PPRBM Solo: Inklusi dan Inovasi Tiada Henti
Kembali ke Masyarakat: Langkah Baru Wahyono Menuju Pemulihan yang Lebih Mandiri
Setelah menjalani rehabilitasi medis selama lebih dari satu tahun di RPS Pamardi Raharjo, Wahyono resmi kembali ke masyarakat melalui proses terminasi yang didukung oleh keluarga, Kader Keswa, Pemerintah Desa Mertasari, dan SHG setempat. Kolaborasi berbagai pihak ini menjadi langkah penting untuk memastikan keberlanjutan pemulihan, meningkatkan kepatuhan pengobatan, serta memperkuat dukungan sosial bagi Wahyono agar semakin stabil dan mandiri di tengah masyarakat.
CERITA DAMPAK PROGRAMDIGNITY INKLUSI
Hanafi Slamet Sugiarto
6/15/20262 min read


Semangat gotong royong yang ditunjukkan oleh keluarga, Kader Keswa, Pemerintah Desa Mertasari, dan SHG menjadi bukti bahwa pemulihan dapat berjalan lebih optimal ketika dilakukan bersama. Karena pada akhirnya, setiap individu berhak mendapatkan kesempatan untuk pulih, tumbuh, dan kembali menjadi bagian yang aktif dalam kehidupan bermasyarakat.
Pada tanggal 28 April 2026 telah dilaksanakan proses terminasi bagi salah satu penerima manfaat RPS Pamardi Raharjo, yaitu Wahyono. Setelah menjalani rehabilitasi medis selama lebih dari satu tahun, Wahyono kini kembali ke lingkungan masyarakat dan melanjutkan proses pemulihannya bersama keluarga serta komunitas di Desa Mertasari.
Proses terminasi berlangsung dengan lancar dan dihadiri oleh keluarga, Kader Kesehatan Jiwa (Keswa), serta Pemerintah Desa Mertasari. Kehadiran berbagai pihak dalam momen ini menjadi bentuk dukungan nyata yang sangat penting bagi keberlanjutan pemulihan Wahyono setelah kembali ke rumah dan lingkungan sosialnya.
Dalam proses terminasi, petugas RPS Pamardi Raharjo memberikan penjelasan kepada keluarga dan pendamping mengenai pentingnya pengawasan minum obat secara rutin, kontrol kesehatan berkala, serta dukungan psikososial dari orang-orang terdekat. Hal ini menjadi perhatian utama mengingat keberhasilan pemulihan tidak hanya ditentukan oleh layanan rehabilitasi yang telah diterima, tetapi juga oleh dukungan yang berkelanjutan setelah penerima manfaat kembali ke masyarakat.

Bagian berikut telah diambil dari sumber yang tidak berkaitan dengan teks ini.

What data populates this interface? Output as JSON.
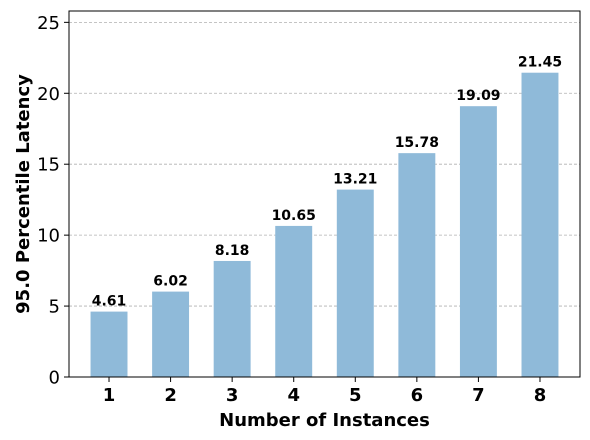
{
  "chart_data": {
    "type": "bar",
    "categories": [
      "1",
      "2",
      "3",
      "4",
      "5",
      "6",
      "7",
      "8"
    ],
    "values": [
      4.61,
      6.02,
      8.18,
      10.65,
      13.21,
      15.78,
      19.09,
      21.45
    ],
    "data_labels": [
      "4.61",
      "6.02",
      "8.18",
      "10.65",
      "13.21",
      "15.78",
      "19.09",
      "21.45"
    ],
    "title": "",
    "xlabel": "Number of Instances",
    "ylabel": "95.0 Percentile Latency",
    "ylim": [
      0,
      25.8
    ],
    "yticks": [
      0,
      5,
      10,
      15,
      20,
      25
    ],
    "ytick_labels": [
      "0",
      "5",
      "10",
      "15",
      "20",
      "25"
    ],
    "grid": "y-dashed",
    "bar_color": "#8fbad9",
    "grid_color": "#b0b0b0"
  }
}
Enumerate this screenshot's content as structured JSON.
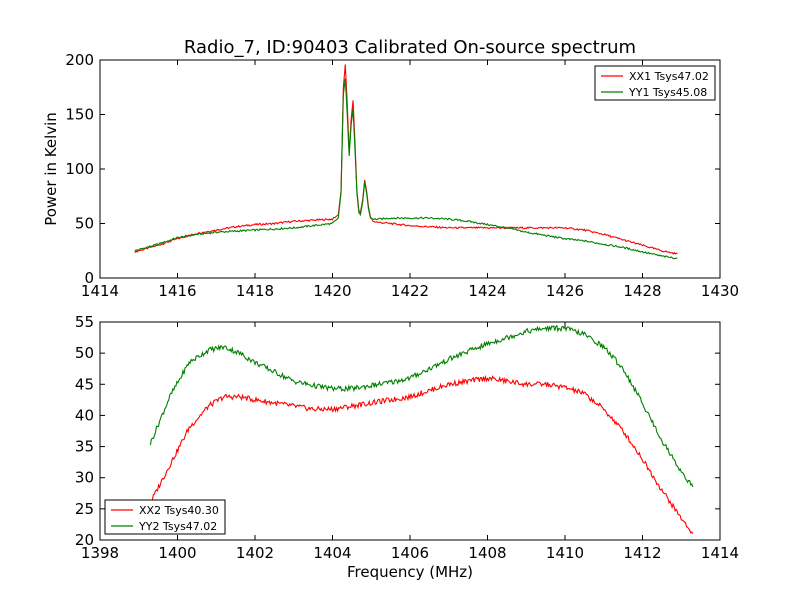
{
  "chart_data": [
    {
      "type": "line",
      "title": "Radio_7, ID:90403 Calibrated On-source spectrum",
      "xlabel": "",
      "ylabel": "Power in Kelvin",
      "xlim": [
        1414,
        1430
      ],
      "ylim": [
        0,
        200
      ],
      "xticks": [
        "1414",
        "1416",
        "1418",
        "1420",
        "1422",
        "1424",
        "1426",
        "1428",
        "1430"
      ],
      "yticks": [
        "0",
        "50",
        "100",
        "150",
        "200"
      ],
      "legend_position": "top-right",
      "series": [
        {
          "name": "XX1 Tsys47.02",
          "color": "#ff0000",
          "x": [
            1414.9,
            1415.5,
            1416.0,
            1416.5,
            1417.0,
            1417.5,
            1418.0,
            1418.5,
            1419.0,
            1419.5,
            1420.0,
            1420.15,
            1420.22,
            1420.28,
            1420.33,
            1420.38,
            1420.43,
            1420.48,
            1420.53,
            1420.58,
            1420.63,
            1420.68,
            1420.72,
            1420.78,
            1420.83,
            1420.88,
            1420.93,
            1420.98,
            1421.05,
            1421.2,
            1421.5,
            1422.0,
            1422.5,
            1423.0,
            1423.5,
            1424.0,
            1424.5,
            1425.0,
            1425.5,
            1426.0,
            1426.5,
            1427.0,
            1427.5,
            1428.0,
            1428.5,
            1428.9
          ],
          "y": [
            24,
            30,
            36,
            41,
            44,
            47,
            49,
            50,
            52,
            53,
            54,
            58,
            80,
            175,
            196,
            160,
            115,
            145,
            163,
            125,
            80,
            62,
            60,
            72,
            90,
            80,
            65,
            56,
            52,
            51,
            50,
            48,
            47,
            46,
            46,
            46,
            46,
            46,
            46,
            46,
            44,
            40,
            35,
            30,
            25,
            22
          ]
        },
        {
          "name": "YY1 Tsys45.08",
          "color": "#008000",
          "x": [
            1414.9,
            1415.5,
            1416.0,
            1416.5,
            1417.0,
            1417.5,
            1418.0,
            1418.5,
            1419.0,
            1419.5,
            1420.0,
            1420.15,
            1420.22,
            1420.28,
            1420.33,
            1420.38,
            1420.43,
            1420.48,
            1420.53,
            1420.58,
            1420.63,
            1420.68,
            1420.72,
            1420.78,
            1420.83,
            1420.88,
            1420.93,
            1420.98,
            1421.05,
            1421.2,
            1421.5,
            1422.0,
            1422.5,
            1423.0,
            1423.5,
            1424.0,
            1424.5,
            1425.0,
            1425.5,
            1426.0,
            1426.5,
            1427.0,
            1427.5,
            1428.0,
            1428.5,
            1428.9
          ],
          "y": [
            25,
            31,
            37,
            40,
            42,
            43,
            44,
            45,
            46,
            48,
            50,
            55,
            78,
            168,
            183,
            150,
            112,
            140,
            155,
            118,
            78,
            60,
            58,
            70,
            88,
            78,
            63,
            55,
            54,
            54,
            55,
            55,
            55,
            54,
            52,
            49,
            46,
            42,
            39,
            36,
            34,
            31,
            28,
            24,
            20,
            18
          ]
        }
      ]
    },
    {
      "type": "line",
      "title": "",
      "xlabel": "Frequency (MHz)",
      "ylabel": "",
      "xlim": [
        1398,
        1414
      ],
      "ylim": [
        20,
        55
      ],
      "xticks": [
        "1398",
        "1400",
        "1402",
        "1404",
        "1406",
        "1408",
        "1410",
        "1412",
        "1414"
      ],
      "yticks": [
        "20",
        "25",
        "30",
        "35",
        "40",
        "45",
        "50",
        "55"
      ],
      "legend_position": "bottom-left",
      "series": [
        {
          "name": "XX2 Tsys40.30",
          "color": "#ff0000",
          "x": [
            1399.3,
            1399.8,
            1400.3,
            1400.8,
            1401.2,
            1401.6,
            1402.0,
            1402.5,
            1403.0,
            1403.5,
            1404.0,
            1404.5,
            1405.0,
            1405.5,
            1406.0,
            1406.5,
            1407.0,
            1407.5,
            1408.0,
            1408.5,
            1409.0,
            1409.5,
            1410.0,
            1410.5,
            1411.0,
            1411.5,
            1412.0,
            1412.5,
            1413.0,
            1413.3
          ],
          "y": [
            26,
            32,
            38,
            41.5,
            43,
            43,
            42.5,
            42,
            41.5,
            41,
            41,
            41.5,
            42,
            42.5,
            43,
            44,
            45,
            45.5,
            46,
            45.5,
            45,
            45,
            44.5,
            43.5,
            41,
            37.5,
            33,
            28,
            23.5,
            21
          ]
        },
        {
          "name": "YY2 Tsys47.02",
          "color": "#008000",
          "x": [
            1399.3,
            1399.8,
            1400.3,
            1400.8,
            1401.2,
            1401.6,
            1402.0,
            1402.5,
            1403.0,
            1403.5,
            1404.0,
            1404.5,
            1405.0,
            1405.5,
            1406.0,
            1406.5,
            1407.0,
            1407.5,
            1408.0,
            1408.5,
            1409.0,
            1409.5,
            1410.0,
            1410.5,
            1411.0,
            1411.5,
            1412.0,
            1412.5,
            1413.0,
            1413.3
          ],
          "y": [
            35.5,
            43,
            48.5,
            50.5,
            51,
            50,
            48.5,
            47,
            45.5,
            44.8,
            44.3,
            44.3,
            44.8,
            45.3,
            46,
            47.5,
            49,
            50.3,
            51.5,
            52.5,
            53.5,
            54,
            54,
            53,
            51,
            47.5,
            42,
            36,
            31,
            28.5
          ]
        }
      ]
    }
  ]
}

Tantangan yang dihadapi pasca terminasi tentu tidak sedikit. Kondisi Wahyono yang tinggal bersama neneknya, sementara ayahnya berdomisili di desa tetangga, membutuhkan koordinasi dan komunikasi yang lebih intens agar proses pemulihan dapat terus berjalan dengan baik. Dukungan keluarga sebagai Pendamping Minum Obat (PMO), pemantauan rutin, serta perhatian terhadap perkembangan kondisi Wahyono menjadi faktor penting untuk menjaga stabilitas kesehatannya.
Pemerintah Desa Mertasari dan Kader Keswa turut berkomitmen mendampingi keluarga dalam melakukan pemantauan dan memberikan dukungan yang diperlukan. Melalui koordinasi yang aktif, berbagai pihak dapat bersama-sama memastikan bahwa Wahyono tetap mendapatkan akses layanan kesehatan serta lingkungan yang mendukung proses pemulihannya.
Selain itu, keberadaan Self Help Group (SHG) Desa Mertasari menjadi salah satu kekuatan penting dalam mendukung pemulihan berbasis masyarakat. Sebagai anggota SHG, Wahyono diajak kembali terlibat dalam berbagai kegiatan kelompok. Melalui ruang belajar, berbagi pengalaman, dan dukungan dari sesama anggota, diharapkan kepercayaan diri, motivasi, dan kemampuan sosial Wahyono dapat terus berkembang.
Pemulihan adalah proses yang membutuhkan waktu dan dukungan dari berbagai pihak. Kisah Wahyono menunjukkan bahwa kolaborasi antara keluarga, pemerintah desa, kader kesehatan jiwa, dan kelompok sebaya memiliki peran yang sangat berarti dalam menciptakan lingkungan yang inklusif dan mendukung. Dengan dukungan yang berkelanjutan, Wahyono diharapkan semakin stabil, lebih mandiri, serta mampu menjalani kehidupan yang produktif dan bermakna di tengah masyarakat.